Doing Next To Nothing Is A Very Underrated Strategy

There’s always a silver lining to every crisis. The Covid-19 Pandemic is no different.

The lockdown might be the antidote for one of the most obnoxious features of our society – Helicopter Parents.

These Parents act as human snowplows, clearing away all obstacles enabling their tribe to crush the competition.

This behavior, designed to boost the self-esteem of both parent and child, is a disaster in waiting.

Parents often go to extreme measures.

Inappropriate support includes calling their kids colleges to solve disputes with roommates and arguing with professors over grades.

Psychologists warn about the dangers of extreme parenting. Doing everything for your child crushes their ability to develop problem-solving skills and forge their own identity.

A funny thing happened on their way to that yell at the teacher/grade changing meeting – a pandemic broke out.

Quarantine serves as a colossal chill pill for these well-meaning but misguided individuals.

With hyper-scheduling canceled, parents needed to create their own space for paying the bills.

Desperate times call for drastic measures. According to the Wall Steet Journal:

About half of 2,067 adults said they are allowing their children to go to bed later (46%), wake up then (51%), and are allowing more screen time (49%), according to a May survey conducted by Harris Poll on behalf of the University of Phoenix. A separate poll found that nearly 30% of parents said their child-rearing styles are at least somewhat or much more relaxed than average, according to a June survey of almost 900 parents by Pittsburgh-based consumer-research firm CivicScience.

A more relaxed approach pays dividends. It’s essential children develop their unique personalities, learning valuable lessons from their mistakes.  Growing up believing they’re little princes or princesses is a recipe for a bitterly disappointing life.

Doing next to nothing is a very underrated strategy for most situations.

The same goes for investments. Once allocated in a low cost globally diversified portfolio, your portfolio needs little attention.  The exception is adding a regular flow of contributions.

Investors obsess over asset classes, strategies, and geographic considerations, not realizing most strategies work.  Changing them at the worst possible time is the reason they fail.

Rebalancing falls under this category. Rebalancing involves taking action to return to pre-determined asset allocation. For example, a portfolio consisting of 60% stock and 40% bonds needs some minimal attention to maintain the status quo. Volatile markets can wreak havoc with the best-designed plans.

How much checking should you do?

Should it be done monthly, quarterly, or God forbid hourly!

It turns out like most investment obsessions, fretting over them is a waste of precious time.

My colleague, Michael Batnick, wrote a brilliant post on this very topic. He looked at a variety of rebalancing and timing methods. (If you’re interested in the details, read the post.)

Michael came to a startling conclusion.

So how did one of these portfolios perform versus the other? They were identical, as you can see in the chart below. One of these portfolios did 8.58% annual growth, the additional 8.59%. I had to make the red line so thin because otherwise, there was a direct overlap. The gray line shows the difference at every point in time between the different rebalancing strategies. At no point in time would you have been much better or worse off by using one versus the other. 

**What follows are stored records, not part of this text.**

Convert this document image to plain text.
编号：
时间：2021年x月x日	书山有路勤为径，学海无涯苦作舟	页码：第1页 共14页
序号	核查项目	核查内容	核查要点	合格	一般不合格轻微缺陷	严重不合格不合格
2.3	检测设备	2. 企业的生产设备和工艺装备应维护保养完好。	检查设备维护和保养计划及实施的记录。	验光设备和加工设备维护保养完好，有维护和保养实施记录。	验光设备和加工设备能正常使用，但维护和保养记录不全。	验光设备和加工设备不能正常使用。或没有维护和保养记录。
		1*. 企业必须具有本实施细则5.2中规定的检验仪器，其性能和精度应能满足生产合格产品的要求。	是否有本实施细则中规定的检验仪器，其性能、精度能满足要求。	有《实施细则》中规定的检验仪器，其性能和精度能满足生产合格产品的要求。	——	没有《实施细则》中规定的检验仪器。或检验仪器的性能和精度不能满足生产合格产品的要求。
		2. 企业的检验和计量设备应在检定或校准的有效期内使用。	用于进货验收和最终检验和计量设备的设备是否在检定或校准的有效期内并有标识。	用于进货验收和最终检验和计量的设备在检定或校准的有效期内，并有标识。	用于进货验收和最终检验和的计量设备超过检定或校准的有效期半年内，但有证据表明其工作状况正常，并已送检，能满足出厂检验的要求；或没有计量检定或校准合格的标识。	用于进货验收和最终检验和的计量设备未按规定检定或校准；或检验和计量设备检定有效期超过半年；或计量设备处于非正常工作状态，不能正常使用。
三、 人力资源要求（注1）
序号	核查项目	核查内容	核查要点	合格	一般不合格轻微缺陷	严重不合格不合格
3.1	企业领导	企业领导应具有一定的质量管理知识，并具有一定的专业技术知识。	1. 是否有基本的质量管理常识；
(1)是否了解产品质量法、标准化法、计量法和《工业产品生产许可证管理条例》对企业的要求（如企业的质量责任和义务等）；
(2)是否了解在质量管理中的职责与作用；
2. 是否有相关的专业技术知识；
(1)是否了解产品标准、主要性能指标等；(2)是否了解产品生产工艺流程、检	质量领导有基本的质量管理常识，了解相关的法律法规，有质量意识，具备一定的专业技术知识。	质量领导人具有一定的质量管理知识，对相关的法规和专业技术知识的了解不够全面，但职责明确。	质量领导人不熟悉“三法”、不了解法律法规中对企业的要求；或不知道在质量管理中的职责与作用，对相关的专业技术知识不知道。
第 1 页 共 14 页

Rebalancing once or twice a year on a pre-determined date is more than good enough for most of us.

Letting your kids play outside without acting like a private detective tracking their every move is a wise decision.

So is leaving your portfolio alone for 95% of its existence.

Incessantly hassling your kids, and your investments turn life into a living hell.

If you think your teenager is driving you crazy, wait until you see the consequences of too much portfolio meddling.